Monday, December 12, 2005

Did I ever tell you that when I covered the police beat back in Hawaii, one of the cops asked me out on a date? He was 36 years old but said he was 32, and was recently separated from his wife. And I did it. I went on a date with this guy. How naive I was, not even a year ago. Fortunately, it didn't go beyond one lunch date and I haven't thought of him sense. He had problems. His (now ex) wife being one of them probably. Another one could possibly have to do with this:

He's the cop that got dragged. Incidentally, the accused murderer went to my high school. In fact, he was probably my classmate. I don't remember him though. Not surprising if his claim of having only a "ninth grade education," holds true.

Saturday, December 10, 2005

A dog named Chance

This is Chance (left) flirting with one of his girlfriends, Sasha. Sasha belongs to one of Chris' clients. That's her bone Chance is refusing to let go of (whadda gentleman). When Chris and I take Chance out to the dog park, we enjoy making up dialogues between Chance and the other dogs. It's fun. Sometimes we even assume character voices. OK, we do it all the time.


I learned last week that my mother has been diagnosed with breast cancer.
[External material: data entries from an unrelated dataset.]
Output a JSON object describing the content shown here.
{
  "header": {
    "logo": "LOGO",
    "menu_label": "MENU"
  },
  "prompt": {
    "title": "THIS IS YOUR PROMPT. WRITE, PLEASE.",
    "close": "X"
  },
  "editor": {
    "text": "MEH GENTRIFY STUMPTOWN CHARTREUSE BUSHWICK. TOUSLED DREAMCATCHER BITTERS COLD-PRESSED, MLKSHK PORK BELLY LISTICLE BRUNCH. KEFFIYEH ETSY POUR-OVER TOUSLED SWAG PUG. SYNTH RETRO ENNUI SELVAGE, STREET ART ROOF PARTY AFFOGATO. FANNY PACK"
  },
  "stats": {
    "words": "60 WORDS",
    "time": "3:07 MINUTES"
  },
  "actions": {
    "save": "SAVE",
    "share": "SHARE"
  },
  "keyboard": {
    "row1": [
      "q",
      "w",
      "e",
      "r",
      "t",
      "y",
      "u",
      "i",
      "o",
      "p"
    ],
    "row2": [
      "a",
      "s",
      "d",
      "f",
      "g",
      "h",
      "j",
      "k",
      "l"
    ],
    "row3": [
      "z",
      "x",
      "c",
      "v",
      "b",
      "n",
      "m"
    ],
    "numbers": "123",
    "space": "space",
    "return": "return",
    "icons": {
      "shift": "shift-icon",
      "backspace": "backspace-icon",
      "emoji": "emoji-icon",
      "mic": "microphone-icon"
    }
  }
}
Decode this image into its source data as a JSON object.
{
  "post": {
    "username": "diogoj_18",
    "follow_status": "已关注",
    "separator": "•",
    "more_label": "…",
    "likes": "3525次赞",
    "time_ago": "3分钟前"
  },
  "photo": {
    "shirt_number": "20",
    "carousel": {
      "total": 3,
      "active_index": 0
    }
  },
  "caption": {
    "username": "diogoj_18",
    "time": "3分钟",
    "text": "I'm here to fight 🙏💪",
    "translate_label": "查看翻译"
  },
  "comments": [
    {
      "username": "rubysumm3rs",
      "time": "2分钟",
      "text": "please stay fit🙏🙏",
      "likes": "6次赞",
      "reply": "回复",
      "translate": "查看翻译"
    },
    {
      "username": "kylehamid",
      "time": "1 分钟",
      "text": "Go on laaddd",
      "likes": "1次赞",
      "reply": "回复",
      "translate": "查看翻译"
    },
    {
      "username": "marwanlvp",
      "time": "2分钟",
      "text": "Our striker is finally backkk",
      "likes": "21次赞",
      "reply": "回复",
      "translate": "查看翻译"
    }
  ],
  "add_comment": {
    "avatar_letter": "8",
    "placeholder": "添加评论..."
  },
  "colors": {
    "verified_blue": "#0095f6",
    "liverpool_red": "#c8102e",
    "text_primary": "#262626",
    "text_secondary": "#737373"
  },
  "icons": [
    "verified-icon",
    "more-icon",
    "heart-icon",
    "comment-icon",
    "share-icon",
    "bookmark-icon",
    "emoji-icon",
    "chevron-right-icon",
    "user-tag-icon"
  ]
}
She will most likely opt for the masectomy. She was also diagnosed with type 1 diabetes.

I remember the time, when as a surly teenager dragged along with her to the public library, I muttered, "Stupid bitch," at her under my breath. She heard me and turned on me in fury, clamping my cheek between her sharp nails and twisting until I shreiked, "Ouch!" and pulled away violently. The look on her face told me she wished she could have punched me instead.

I remember how she dutifully dragged me to piano lessons, even though I hated it because the teacher made me sing. The day I finally threw a tantrum and demanded to quit, she slammed the car door on my leg, not intentionally, but she didn't apologize either. The full-scale piano my parents bought me collected dust in the living room for years after I quit, and I never really used it anyway. Eventually they sold it, along with the flip-up bench with storage space for music books that came with it. Some other kid, more dedicated to the craft, got a cool piano and I shrugged it off thinking, Well, I don't give a shit.

For years, I have held memories like these against my parents, against my mother. But she called me to tell me she had breast cancer and diabetes. She called to tell me that she is calling to find out who else in our family may have had these diseases, especially the diabetes because her doctor told her that one was definitely heridetary. She called because she was scared and concerned, above all, for her children.

My memories can be skewed. They tell my truth, but not the truth.